Incredibly, Jesus, in Luke 22:28-30, told his disciples that they would share in the kingdom with him. Jesus told them as the Father God assigned the Kingdom to Jesus, he would assign it to his disciples to rule with him on thrones judging the twelve tribes of Israel. In Romans 8:16-17 Paul, talking to all believers, tells us, "The Spirit bears witness with our spirit that we are children of God and if children then heirs, heirs of God and fellow heirs with Christ..."

Colossians 3:4 states, "...your life is hidden with Christ in God. When Christ, who is your life appears, then you also will appear with him in glory..." In Daniel 7:27, we read; "the kingdom and the dominion and the greatness of the kingdoms under the whole heaven shall be given to the people of the Most High God." Christ and his people are one.

When Saul was persecuting Jewish Christians, Jesus confronted him on the road to Damascus. Did Jesus ask Saul why he was persecuting his followers? No, he said, "Saul, Saul why are you persecuting me?"

So we not only escape hell by believing in Jesus, we inherit a part in the Son of Man's everlasting kingdom. Can you imagine the beauty of this kingdom? Picture the joy, peace, and energy that we will experience in our resurrected and incorruptible bodies.

The Implications of Psalm 2

Turning back to Psalm 2 and starting in verse 4 to the end of the psalm, we read how God feels about the rebellious nations:

The One enthroned in heaven laughs;
the Lord scoffs at them.

Then he rebukes them in his anger
and terrifies them in his wrath, saying,

"But as for Me, I have installed my King
Upon Zion, my holy hill."

I will proclaim the decree of the LORD:
He said to me, "You are my Son; Today I have become your Father.

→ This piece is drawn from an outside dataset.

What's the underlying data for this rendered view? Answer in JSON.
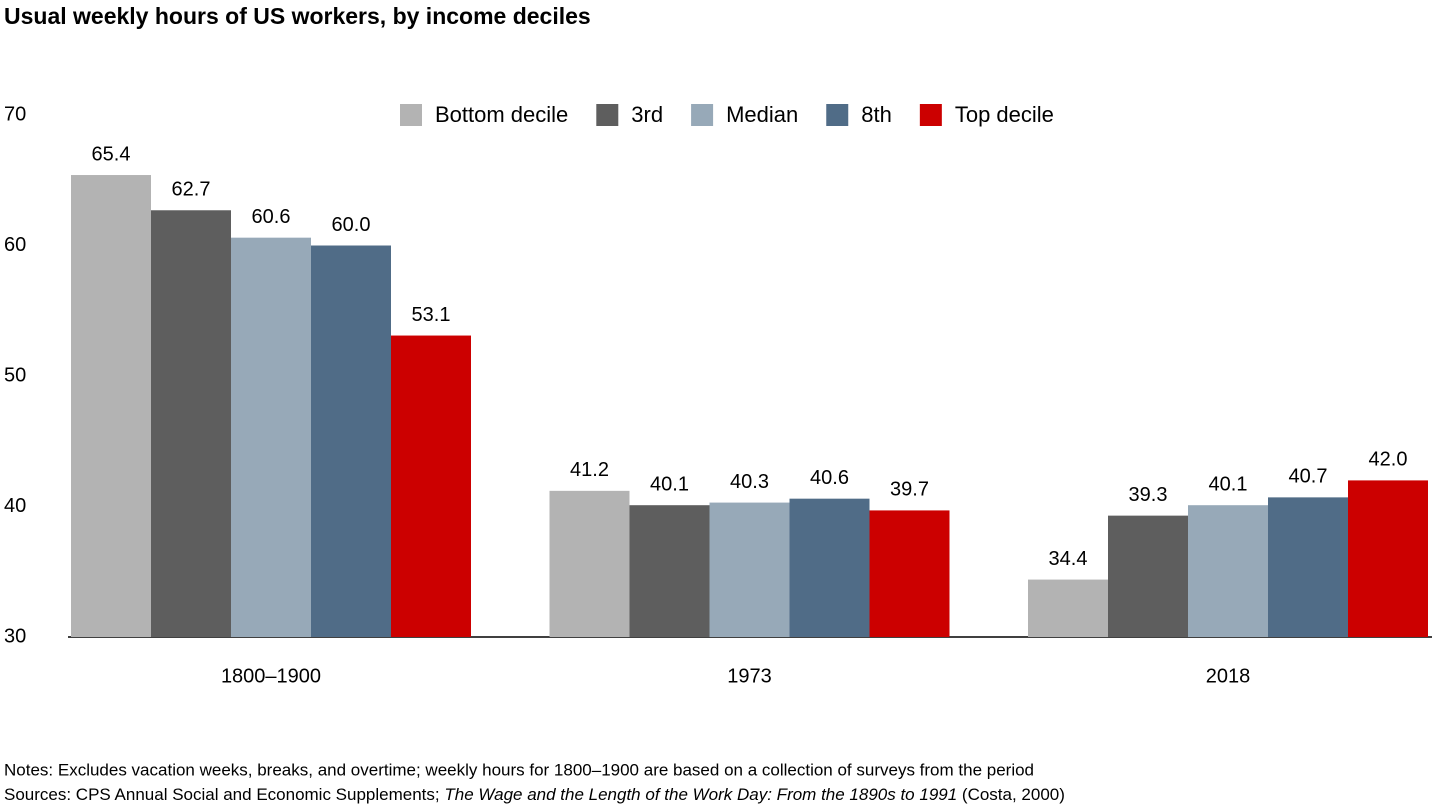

Ask of me, and I will make the nations your inheritance,
The ends of the earth your possession.

You will rule them with an iron scepter;
You will dash them to pieces like pottery."

Therefore, you kings, be wise;
Be warned, you rulers of the earth.

Serve the LORD with fear
And rejoice with trembling.

Kiss the Son, lest he be angry and you be destroyed in your way,
For his wrath can flare up in a moment.
Blessed are all who take refuge in him.

If God warns the rulers of the earth to be wise and worship the Lord and to show reverence to His Son, how much more should we commoners submit to Christ's authority? Jesus will return: He is the stone that becomes an earth-covering mountain in Daniel 2. His kingdom will cover the whole earth. He is the Son of Man in Daniel 7, who deserves to be worshipped and served by all people of every tribe and nation.

He is the rock of our salvation that cannot be moved. In Luke 20:17, Jesus says he is the cornerstone that the leaders of Israel will reject. He goes on in verse 18 to give a warning through the imagery of this stone. Since he is the head of the building of Israel, those who reject him face the judgment of God. He says,

Everyone who falls on that stone [meaning Jesus] will be broken to pieces, and when it falls on anyone, it will crush him.

It is a fearful thing to fall into the hands of the living God. Our sins will find us out; there is no hiding from the Creator of the universe who knows all our thoughts and intentions.

Kingdom citizens, rejoice in your future! However, if you have not submitted yourself to God's sovereignty and His rightful reign over your life through faith in the promised Son of Man, you will not take part his glorious kingdom future. Now is the acceptable time of your surrender to the Son of Glory, the Son of Man. Seek the Lord while He can be found. Submit to the King of kings and turn from your wicked ways.